Lately, the news out of Kenya about its electricity situation has been quite positive. Electricity costs for both consumer and industrial customers have decreased by about 30%. You can imagine how advantageous it is for a nation to lower its electricity costs so much. In fact, one estimate pegged Kenya’s savings at $24 million per month.
The reason for the favorable shift is the country’s consistent investment in geothermal energy. Geothermal activity in Kenya is abundant, so it makes very good sense to develop more geothermal power there. Recently, two new plants were commissioned in the Rift Valley, which boosted the country’s geothermal capacity significantly. They are located at Olkaria, which is northwest of Nairobi and this area has an estimated 2,000 MW of geothermal potential.

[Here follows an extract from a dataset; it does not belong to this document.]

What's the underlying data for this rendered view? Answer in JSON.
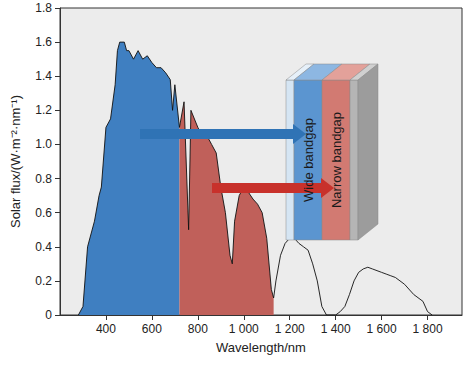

It isn’t surprising that developing domestic renewable energy sources has significant benefits, “I have seen first-hand how getting affordable electricity to ordinary Kenyans can transform lives. Kids can learn at school and do homework at night. Businesses can flourish and create new jobs. That’s why we are investing in the energy sector, which is a key infrastructure investment in the fight against poverty,” explained the World Bank’s country director for Kenya.

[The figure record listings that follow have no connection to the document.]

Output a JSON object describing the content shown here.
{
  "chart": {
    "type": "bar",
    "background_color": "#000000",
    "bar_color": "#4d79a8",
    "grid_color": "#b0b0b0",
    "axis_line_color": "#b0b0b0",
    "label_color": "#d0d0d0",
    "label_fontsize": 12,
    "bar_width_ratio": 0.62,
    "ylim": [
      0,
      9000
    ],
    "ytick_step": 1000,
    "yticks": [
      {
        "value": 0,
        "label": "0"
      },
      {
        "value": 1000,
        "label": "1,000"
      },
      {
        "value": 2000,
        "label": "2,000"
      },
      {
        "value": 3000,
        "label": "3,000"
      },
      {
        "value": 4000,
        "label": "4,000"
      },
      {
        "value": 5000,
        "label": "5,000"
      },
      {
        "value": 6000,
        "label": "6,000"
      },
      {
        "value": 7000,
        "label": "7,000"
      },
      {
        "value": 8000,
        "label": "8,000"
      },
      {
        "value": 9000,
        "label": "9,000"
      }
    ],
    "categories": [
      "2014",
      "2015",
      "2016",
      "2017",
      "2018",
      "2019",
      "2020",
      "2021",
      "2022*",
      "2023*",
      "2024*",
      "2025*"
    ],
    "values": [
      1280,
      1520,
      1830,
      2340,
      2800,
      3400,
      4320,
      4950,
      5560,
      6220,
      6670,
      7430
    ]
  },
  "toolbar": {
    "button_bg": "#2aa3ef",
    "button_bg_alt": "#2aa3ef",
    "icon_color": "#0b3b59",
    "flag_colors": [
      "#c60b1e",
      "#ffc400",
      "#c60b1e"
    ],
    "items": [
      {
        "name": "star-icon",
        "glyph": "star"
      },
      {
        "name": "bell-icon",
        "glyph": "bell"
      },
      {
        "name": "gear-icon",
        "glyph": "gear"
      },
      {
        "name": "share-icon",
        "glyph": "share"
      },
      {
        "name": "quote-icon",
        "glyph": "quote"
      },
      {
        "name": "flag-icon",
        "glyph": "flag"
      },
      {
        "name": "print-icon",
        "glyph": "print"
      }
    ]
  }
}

Kenya is not stopping where it is though: by 2018 another 460 MW of geothermal may be developed. If it achieves this goal, the amount of electricity generated by hydro power could be reduced to 28% of the total mix. Decreasing the country’s reliance on hydro power would likely be beneficial, because lower rain levels have decreased hydro power output. Drought can be a big problem when it occurs because river flows reduce to a trickle as does electricity from hydro power. Climate change is believed by some to intensify weather like droughts, so shifting away from hydro power is probably a good decision.
Geothermal electricity tends to remain very stable and is available constantly.